Il Piano Strategico Nazionale sulla Violenza Maschile contro le Donne 2017-2020 ha ulteriormente confermato l’importanza delle strutture sul territorio (centri antiviolenza e case rifugio): si evidenzia, quindi, la necessità di una mappatura dei centri e l’omogeneità delle metodologie da attuare.

Altro documento importante è il DPCM 24.11.2017, sulle Linee guida nazionali per le Aziende sanitarie e le Aziende ospedaliere in tema di soccorso e assistenza socio-sanitaria alle donne vittime di violenza. Questo decreto prevede un collegamento diretto tra il pronto soccorso dell’ospedale e i centri antiviolenza e le case rifugio presenti sul territorio; il personale è tenuto a informare la vittima di violenza (eventualmente agevolando il contatto) della possibilità di rivolgersi a queste strutture.

Requisiti minimi e personale diversificato per un’assistenza completa

La struttura destinata a essere sede operativa del centro antiviolenza deve rispettare alcuni requisiti, ovvero:

- essere a norma per questioni di abitabilità;

- disporre di locali idonei a garantire lo svolgimento delle attività nel rispetto della privacy;

- garantire un’apertura di almeno 5 giorni a settimana e un numero di telefono attivo 24 ore su 24;

- iscriversi negli appositi registri;

- adottare una carta dei servizi offerti;

- vietare l’ingresso nel centro degli autori dei maltrattamenti.
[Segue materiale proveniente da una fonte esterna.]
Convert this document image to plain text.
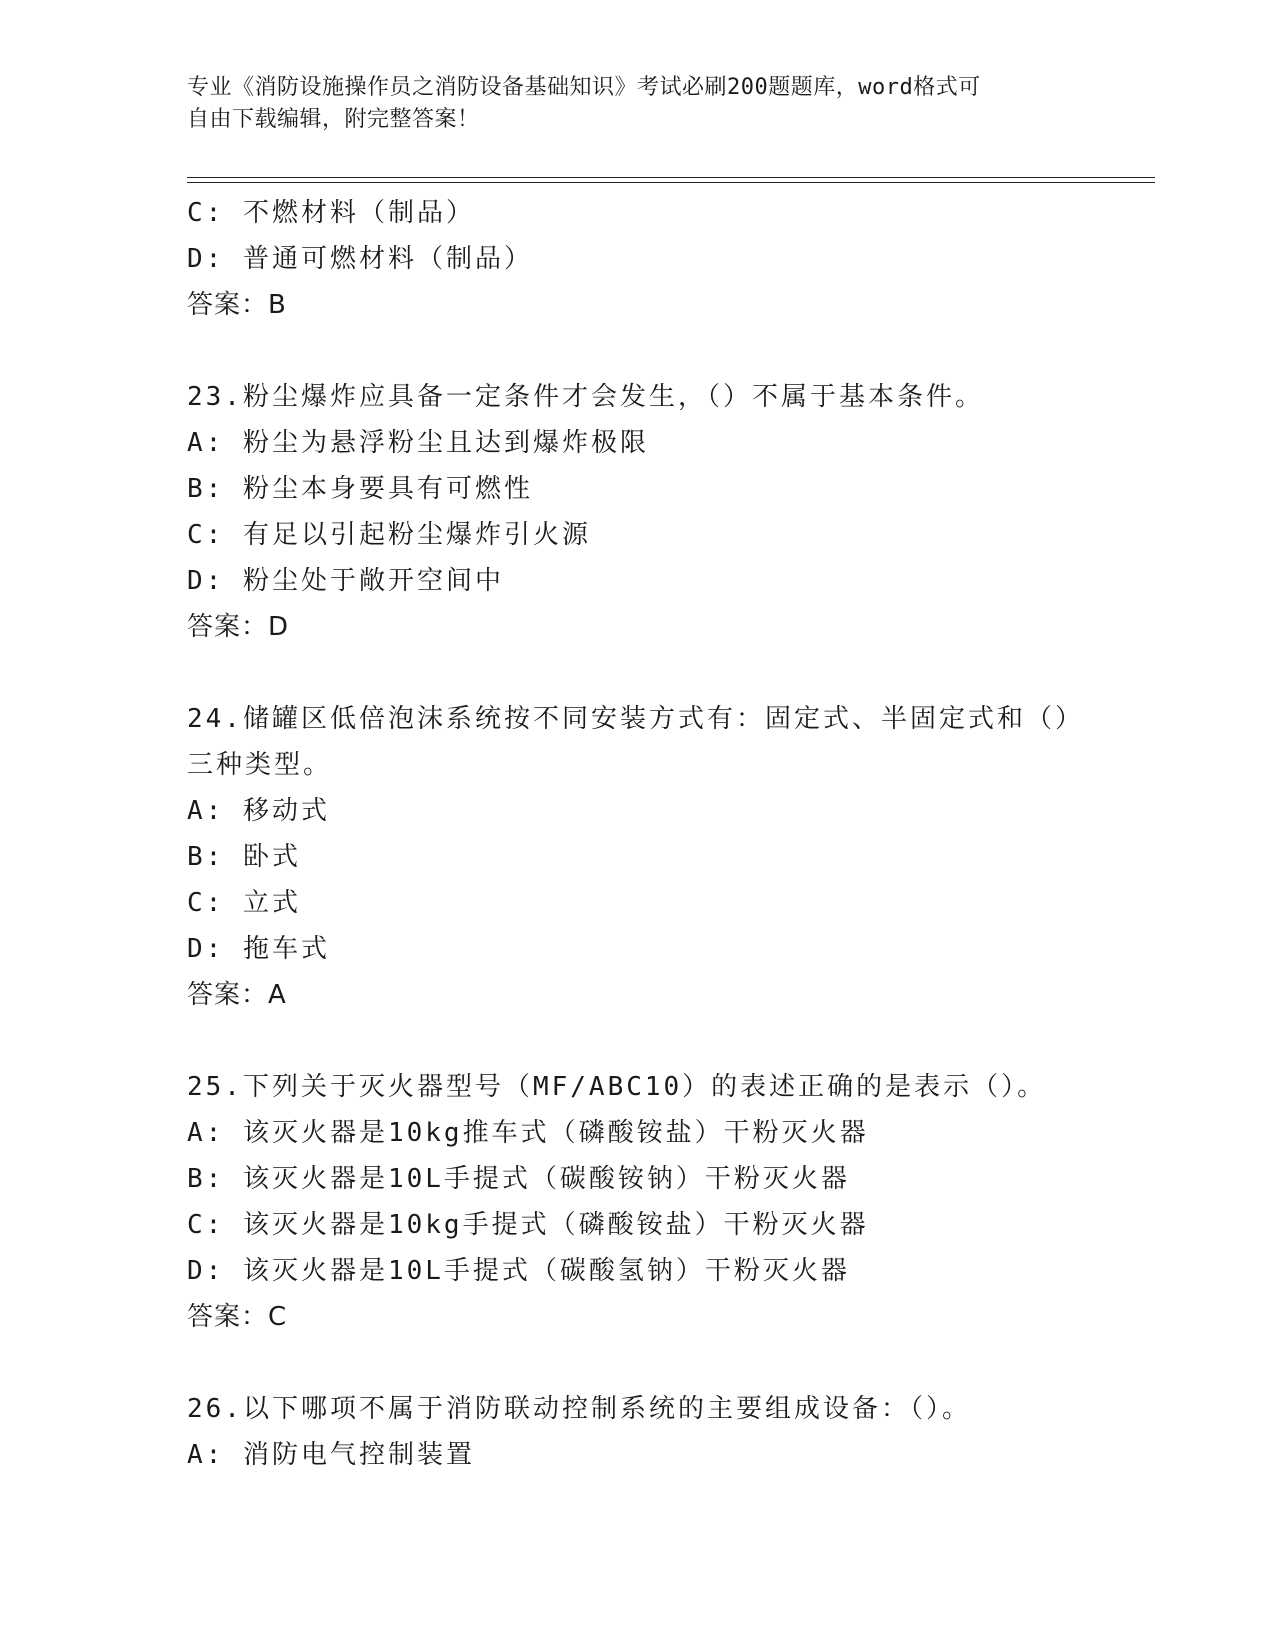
专业《消防设施操作员之消防设备基础知识》考试必刷200题题库，word格式可
自由下载编辑，附完整答案！
C: 不燃材料（制品）
D: 普通可燃材料（制品）
答案：B
23.粉尘爆炸应具备一定条件才会发生，（）不属于基本条件。
A: 粉尘为悬浮粉尘且达到爆炸极限
B: 粉尘本身要具有可燃性
C: 有足以引起粉尘爆炸引火源
D: 粉尘处于敞开空间中
答案：D
24.储罐区低倍泡沫系统按不同安装方式有：固定式、半固定式和（）
三种类型。
A: 移动式
B: 卧式
C: 立式
D: 拖车式
答案：A
25.下列关于灭火器型号（MF/ABC10）的表述正确的是表示（）。
A: 该灭火器是10kg推车式（磷酸铵盐）干粉灭火器
B: 该灭火器是10L手提式（碳酸铵钠）干粉灭火器
C: 该灭火器是10kg手提式（磷酸铵盐）干粉灭火器
D: 该灭火器是10L手提式（碳酸氢钠）干粉灭火器
答案：C
26.以下哪项不属于消防联动控制系统的主要组成设备：（）。
A: 消防电气控制装置
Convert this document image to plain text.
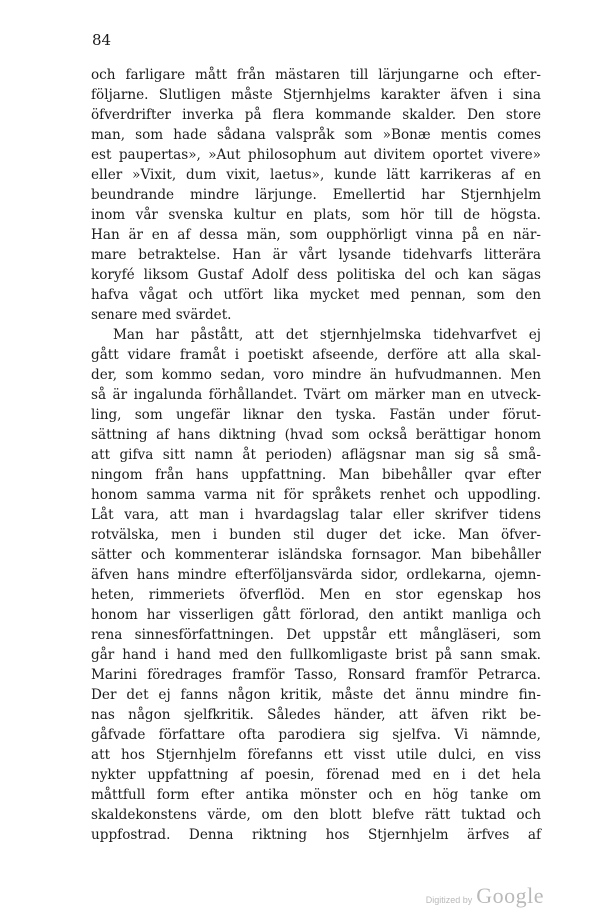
84
och farligare mått från mästaren till lärjungarne och efter-
följarne. Slutligen måste Stjernhjelms karakter äfven i sina
öfverdrifter inverka på flera kommande skalder. Den store
man, som hade sådana valspråk som »Bonæ mentis comes
est paupertas», »Aut philosophum aut divitem oportet vivere»
eller »Vixit, dum vixit, laetus», kunde lätt karrikeras af en
beundrande mindre lärjunge. Emellertid har Stjernhjelm
inom vår svenska kultur en plats, som hör till de högsta.
Han är en af dessa män, som oupphörligt vinna på en när-
mare betraktelse. Han är vårt lysande tidehvarfs litterära
koryfé liksom Gustaf Adolf dess politiska del och kan sägas
hafva vågat och utfört lika mycket med pennan, som den
senare med svärdet.
Man har påstått, att det stjernhjelmska tidehvarfvet ej
gått vidare framåt i poetiskt afseende, derföre att alla skal-
der, som kommo sedan, voro mindre än hufvudmannen. Men
så är ingalunda förhållandet. Tvärt om märker man en utveck-
ling, som ungefär liknar den tyska. Fastän under förut-
sättning af hans diktning (hvad som också berättigar honom
att gifva sitt namn åt perioden) aflägsnar man sig så små-
ningom från hans uppfattning. Man bibehåller qvar efter
honom samma varma nit för språkets renhet och uppodling.
Låt vara, att man i hvardagslag talar eller skrifver tidens
rotvälska, men i bunden stil duger det icke. Man öfver-
sätter och kommenterar isländska fornsagor. Man bibehåller
äfven hans mindre efterföljansvärda sidor, ordlekarna, ojemn-
heten, rimmeriets öfverflöd. Men en stor egenskap hos
honom har visserligen gått förlorad, den antikt manliga och
rena sinnesförfattningen. Det uppstår ett mångläseri, som
går hand i hand med den fullkomligaste brist på sann smak.
Marini föredrages framför Tasso, Ronsard framför Petrarca.
Der det ej fanns någon kritik, måste det ännu mindre fin-
nas någon sjelfkritik. Således händer, att äfven rikt be-
gåfvade författare ofta parodiera sig sjelfva. Vi nämnde,
att hos Stjernhjelm förefanns ett visst utile dulci, en viss
nykter uppfattning af poesin, förenad med en i det hela
måttfull form efter antika mönster och en hög tanke om
skaldekonstens värde, om den blott blefve rätt tuktad och
uppfostrad. Denna riktning hos Stjernhjelm ärfves af
Digitized by Google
Inoltre, secondo la normativa nazionale, all’interno dei centri antiviolenza dovrebbe esserci soltanto personale femminile e formato sul tema della violenza domestica e di genere.

Tra le figure professionali coinvolte, oltre a chi svolge funzioni di coordinamento, devono esserci assistenti sociali, psicologi e/o psicoterapeuti, criminologi, educatrici professionali o pedagogisti clinici, avvocati civilisti e penalisti, medici legali o medici specializzati in ginecologia. La compresenza di più professionisti permette così un’assistenza completa a seconda dei casi e non limitata alla sola denuncia e all’alloggio della vittima; si consente così un percorso di reinserimento sociale e lavorativo a tutti gli effetti.